On Sunday evening the young girl – from an economically backward family and a member of a minority community routinely marginalised and subject to shocking abuses – had gone to the crematorium near her home to fetch drinking water from a cooler but never returned.

Around 6 pm, locals who knew the cremation ground priest, Radheshyam, called her mother to the crematorium and showed her the body. They claimed she had been electrocuted in an accident; there were burn marks on the wrist and elbow and the lips were blue, her mother had said.

The priest and his companions then told the mother not to inform the police.

Filing a case would mean postmortem, during which the organs will be stolen, they said, suggesting an immediate cremation. Some locals speculate the parents were paid money as incentive.

Later, however, the parents raised an alarm and the police was informed.

Public fury has exploded over the horrific incident – the latest to spotlight frighteningly high levels of sexual violence in the country – triggering protests by civil society groups and activists, as well as opposition leaders who have targeted Home Minister Amit Shah (to whom Delhi Police reports).

Congress leader Priyanka Gandhi Vadra and Trinamool MP Abhishek Banerjee are among those to have slammed Mr Shah and demand he be held to account for this and other gruesome crimes.

Protestors have also taken to the streets of the national capital, holding banners that say “give justice to the little girl” and demanding the death penalty for the four men accused of the crime.

The crime has drawn comparisons to the gangrape of a Dalit woman in Uttar Pradesh’s Hathras in September last year. The woman’s body was also cremated in a hurry – allegedly by the police who acted without her parent’s consent and disposed off the body at 2 am in the morning.

The residents of Old Nangal – the village in the Cantonment where the girl and her family lived – have been protesting since Sunday night, when the incident was reported.

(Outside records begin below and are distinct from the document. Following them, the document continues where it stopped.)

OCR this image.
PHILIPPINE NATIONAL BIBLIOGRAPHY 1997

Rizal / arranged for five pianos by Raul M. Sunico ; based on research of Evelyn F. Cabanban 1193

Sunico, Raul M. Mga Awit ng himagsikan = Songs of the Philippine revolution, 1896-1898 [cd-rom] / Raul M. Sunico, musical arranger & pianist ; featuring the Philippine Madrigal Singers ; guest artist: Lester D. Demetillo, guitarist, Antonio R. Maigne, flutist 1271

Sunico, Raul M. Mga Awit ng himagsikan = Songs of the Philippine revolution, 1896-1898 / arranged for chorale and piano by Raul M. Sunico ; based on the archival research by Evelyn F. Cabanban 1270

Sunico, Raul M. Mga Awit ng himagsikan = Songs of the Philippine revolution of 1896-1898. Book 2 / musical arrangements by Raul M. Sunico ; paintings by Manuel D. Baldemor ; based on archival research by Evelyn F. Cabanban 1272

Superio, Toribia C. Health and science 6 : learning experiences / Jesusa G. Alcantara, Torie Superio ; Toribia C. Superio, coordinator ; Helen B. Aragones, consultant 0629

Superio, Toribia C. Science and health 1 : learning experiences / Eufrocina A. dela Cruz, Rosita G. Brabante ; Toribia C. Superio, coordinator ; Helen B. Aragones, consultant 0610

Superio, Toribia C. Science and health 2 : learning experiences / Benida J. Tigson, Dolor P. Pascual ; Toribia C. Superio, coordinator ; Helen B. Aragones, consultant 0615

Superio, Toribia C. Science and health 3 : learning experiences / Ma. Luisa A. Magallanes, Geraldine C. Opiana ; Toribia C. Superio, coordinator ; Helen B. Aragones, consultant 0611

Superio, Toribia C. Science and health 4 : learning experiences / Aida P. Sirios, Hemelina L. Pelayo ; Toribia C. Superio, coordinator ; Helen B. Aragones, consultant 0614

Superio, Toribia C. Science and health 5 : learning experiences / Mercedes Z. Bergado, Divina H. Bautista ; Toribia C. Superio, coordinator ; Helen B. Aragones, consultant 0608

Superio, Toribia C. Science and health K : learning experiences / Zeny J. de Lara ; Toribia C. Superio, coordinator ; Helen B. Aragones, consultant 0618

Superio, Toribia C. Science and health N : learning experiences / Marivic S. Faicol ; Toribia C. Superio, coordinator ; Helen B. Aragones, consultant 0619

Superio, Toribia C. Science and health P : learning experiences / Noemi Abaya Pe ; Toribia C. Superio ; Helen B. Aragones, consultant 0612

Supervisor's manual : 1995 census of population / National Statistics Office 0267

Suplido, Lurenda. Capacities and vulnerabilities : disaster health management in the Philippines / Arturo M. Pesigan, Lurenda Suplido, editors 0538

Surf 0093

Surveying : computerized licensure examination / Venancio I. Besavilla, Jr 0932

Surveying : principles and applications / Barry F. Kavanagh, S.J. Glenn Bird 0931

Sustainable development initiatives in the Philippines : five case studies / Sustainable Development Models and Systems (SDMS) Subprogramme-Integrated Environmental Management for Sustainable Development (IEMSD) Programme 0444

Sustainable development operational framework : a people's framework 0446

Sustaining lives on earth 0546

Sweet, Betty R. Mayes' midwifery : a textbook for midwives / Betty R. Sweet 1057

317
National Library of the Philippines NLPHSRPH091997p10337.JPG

What was my daughter’s fault? How will I live without her?” the girl’s distraught mother asked yesterday as village residents staged a second day of protests.

Delhi Chief Minister Arvind Kejriwal, who has called for improvements to the city’s law and order situation, is also expected to meet the young girl’s family, and has pledged to help seek justice.

“The murder of a nine-year-old innocent in Delhi, after subjecting her to brutality, is very shameful. There is a need to improve the law and order situation… the culprits should be given capital punishment at the earliest,” Mr Kejriwal tweeted.

Dalit leader and Bhim Army Chief Chandra Shekhar Aazad has already met the girl’s family, and has said his organisation will join protests in Nangal village and offer support.

“This is my own family. She was my sister,” he tweeted, refuting claims the young girl died of electrocution – as the accused had claimed. “From Prime Minister to Home Minister everyone lives here (Delhi) still there is no sense of safety for women,” Chandra Shekhar Aazad said.

The Delhi Commission for Women has launched an inquiry and summoned the police.

Delhi Police have arrested the four accused, including the priest, and filed charges under stringent laws that include sections on child sex abuse and crimes against scheduled castes and tribes.

Further investigation into the crime is ongoing, police have said.